Estos datos no resultaron significativos, por lo cual quedaron como una línea de investigación abierta para el futuro.
Lo
que sí se demostró fue la relación entre la exposición al ruido y el
gasto de cortisol en la saliva. Los más expuestos a los sonidos
estridentes sufren más estrés y, por lo tanto, son más vulnerables a
padecer enfermedades físicas.
Tras concluir su trabajo, Everardo
Camacho y Claudia Vega afirman que es importante que las personas
identifiquen si están expuestas a un lugar ruidoso de manera continua.

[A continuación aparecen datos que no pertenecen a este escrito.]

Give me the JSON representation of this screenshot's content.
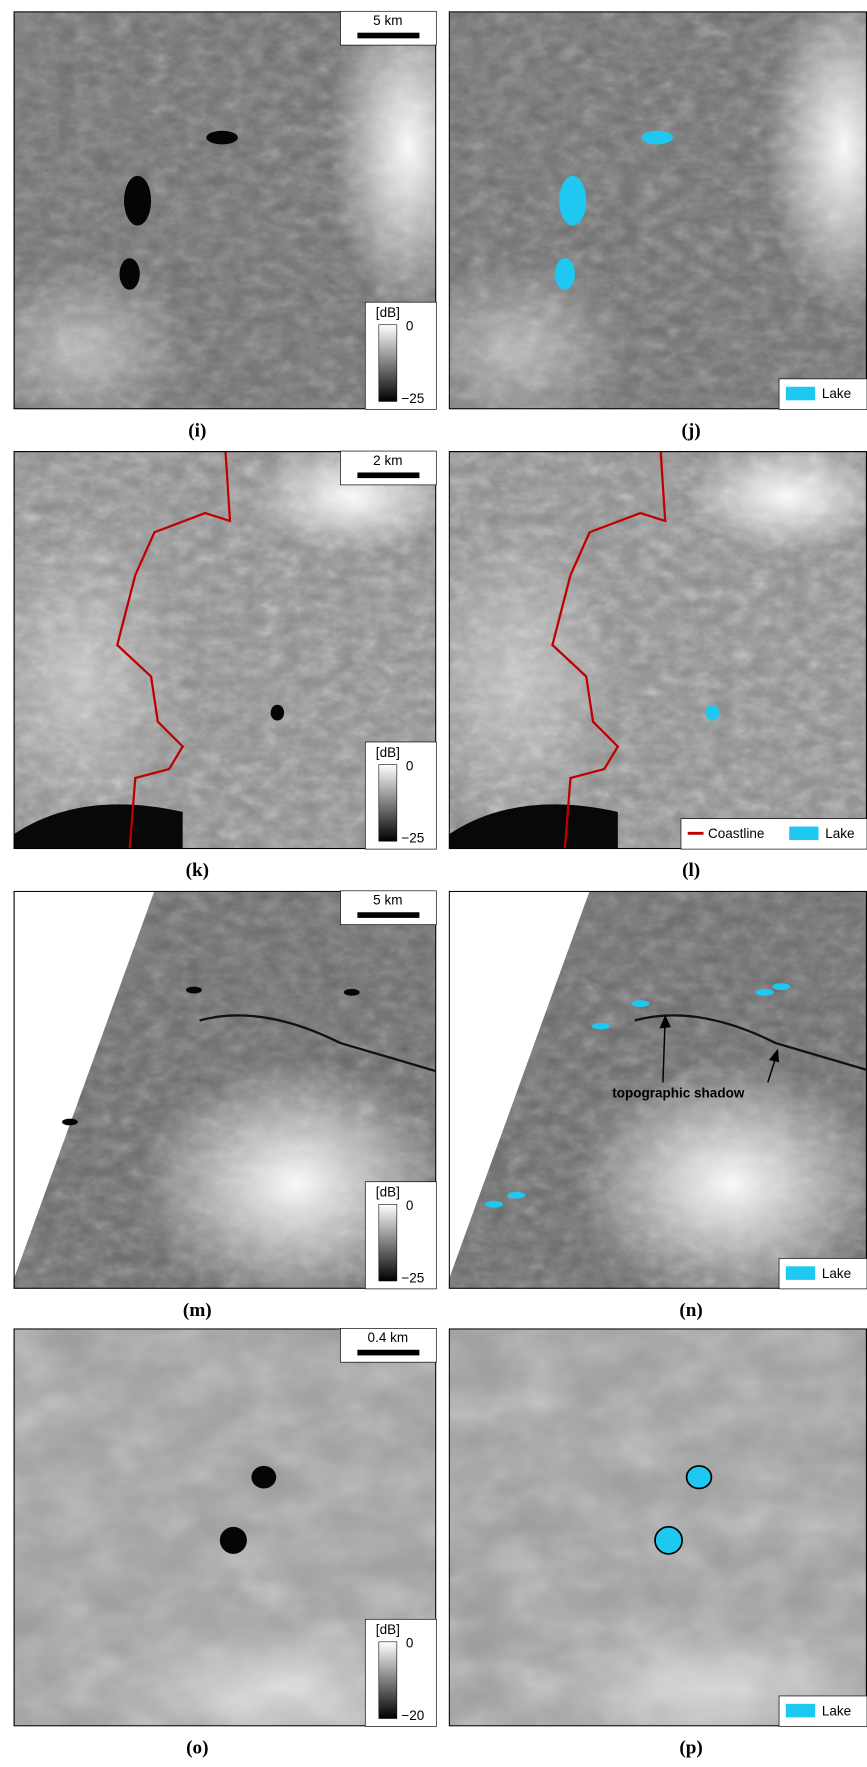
{
  "panels": [
    {
      "label": "(i)",
      "scale_bar": "5 km",
      "colorbar": {
        "unit": "[dB]",
        "top": "0",
        "bottom": "−25"
      }
    },
    {
      "label": "(j)",
      "legend": [
        {
          "name": "Lake",
          "color": "#1ec8f0",
          "marker": "box"
        }
      ]
    },
    {
      "label": "(k)",
      "scale_bar": "2 km",
      "colorbar": {
        "unit": "[dB]",
        "top": "0",
        "bottom": "−25"
      }
    },
    {
      "label": "(l)",
      "legend": [
        {
          "name": "Coastline",
          "color": "#c00000",
          "marker": "line"
        },
        {
          "name": "Lake",
          "color": "#1ec8f0",
          "marker": "box"
        }
      ]
    },
    {
      "label": "(m)",
      "scale_bar": "5 km",
      "colorbar": {
        "unit": "[dB]",
        "top": "0",
        "bottom": "−25"
      }
    },
    {
      "label": "(n)",
      "legend": [
        {
          "name": "Lake",
          "color": "#1ec8f0",
          "marker": "box"
        }
      ],
      "annotation": "topographic shadow"
    },
    {
      "label": "(o)",
      "scale_bar": "0.4 km",
      "colorbar": {
        "unit": "[dB]",
        "top": "0",
        "bottom": "−20"
      }
    },
    {
      "label": "(p)",
      "legend": [
        {
          "name": "Lake",
          "color": "#1ec8f0",
          "marker": "box"
        }
      ]
    }
  ]
}
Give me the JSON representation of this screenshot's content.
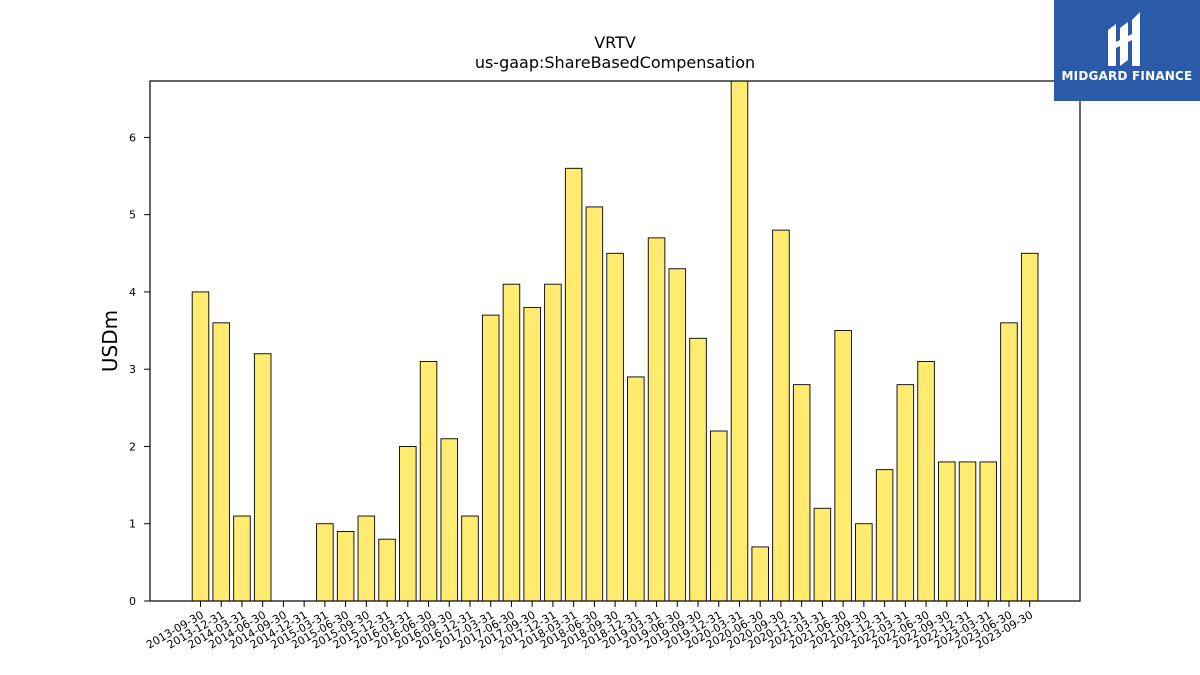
{
  "chart_data": {
    "type": "bar",
    "title": "VRTV",
    "subtitle": "us-gaap:ShareBasedCompensation",
    "xlabel": "",
    "ylabel": "USDm",
    "ylim": [
      0,
      6.73
    ],
    "yticks": [
      0,
      1,
      2,
      3,
      4,
      5,
      6
    ],
    "bar_color": "#ffeb70",
    "categories": [
      "2013-09-30",
      "2013-12-31",
      "2014-03-31",
      "2014-06-30",
      "2014-09-30",
      "2014-12-31",
      "2015-03-31",
      "2015-06-30",
      "2015-09-30",
      "2015-12-31",
      "2016-03-31",
      "2016-06-30",
      "2016-09-30",
      "2016-12-31",
      "2017-03-31",
      "2017-06-30",
      "2017-09-30",
      "2017-12-31",
      "2018-03-31",
      "2018-06-30",
      "2018-09-30",
      "2018-12-31",
      "2019-03-31",
      "2019-06-30",
      "2019-09-30",
      "2019-12-31",
      "2020-03-31",
      "2020-06-30",
      "2020-09-30",
      "2020-12-31",
      "2021-03-31",
      "2021-06-30",
      "2021-09-30",
      "2021-12-31",
      "2022-03-31",
      "2022-06-30",
      "2022-09-30",
      "2022-12-31",
      "2023-03-31",
      "2023-06-30",
      "2023-09-30"
    ],
    "values": [
      4.0,
      3.6,
      1.1,
      3.2,
      0,
      0,
      1.0,
      0.9,
      1.1,
      0.8,
      2.0,
      3.1,
      2.1,
      1.1,
      3.7,
      4.1,
      3.8,
      4.1,
      5.6,
      5.1,
      4.5,
      2.9,
      4.7,
      4.3,
      3.4,
      2.2,
      6.8,
      0.7,
      4.8,
      2.8,
      1.2,
      3.5,
      1.0,
      1.7,
      2.8,
      3.1,
      1.8,
      1.8,
      1.8,
      3.6,
      4.5
    ]
  },
  "logo": {
    "text": "MIDGARD FINANCE"
  }
}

“Hay gente que cree que se habitúa y no es cierto; lo que pasa es que va
perdiendo la audición y escucha menos ruido”.
Después de la
identificación del problema se tendría que pasar a la acción, dicen. Por
ejemplo, al uso de tapones y aditamentos que ayuden a disminuir el
impacto de la estridencia, y a la realización de actividades para
afrontar el estrés, como el ejercicio físico y las actividades
recreativas en lugares no ruidosos, por supuesto.
También existen
aplicaciones telefónicas con las que es posible calcular los decibeles
para conocer cuál es la exposición cotidiana al bullicio (goo.gl/0tjKOH)
para pedir la intervención de las autoridades, cuando es necesario.
Con
sus estudios, estos académicos del ITESO contribuyen a hacer más
evidente el contaminante más invisible según la OMS: el ruido. Camacho
afirma que los estudios continuarán.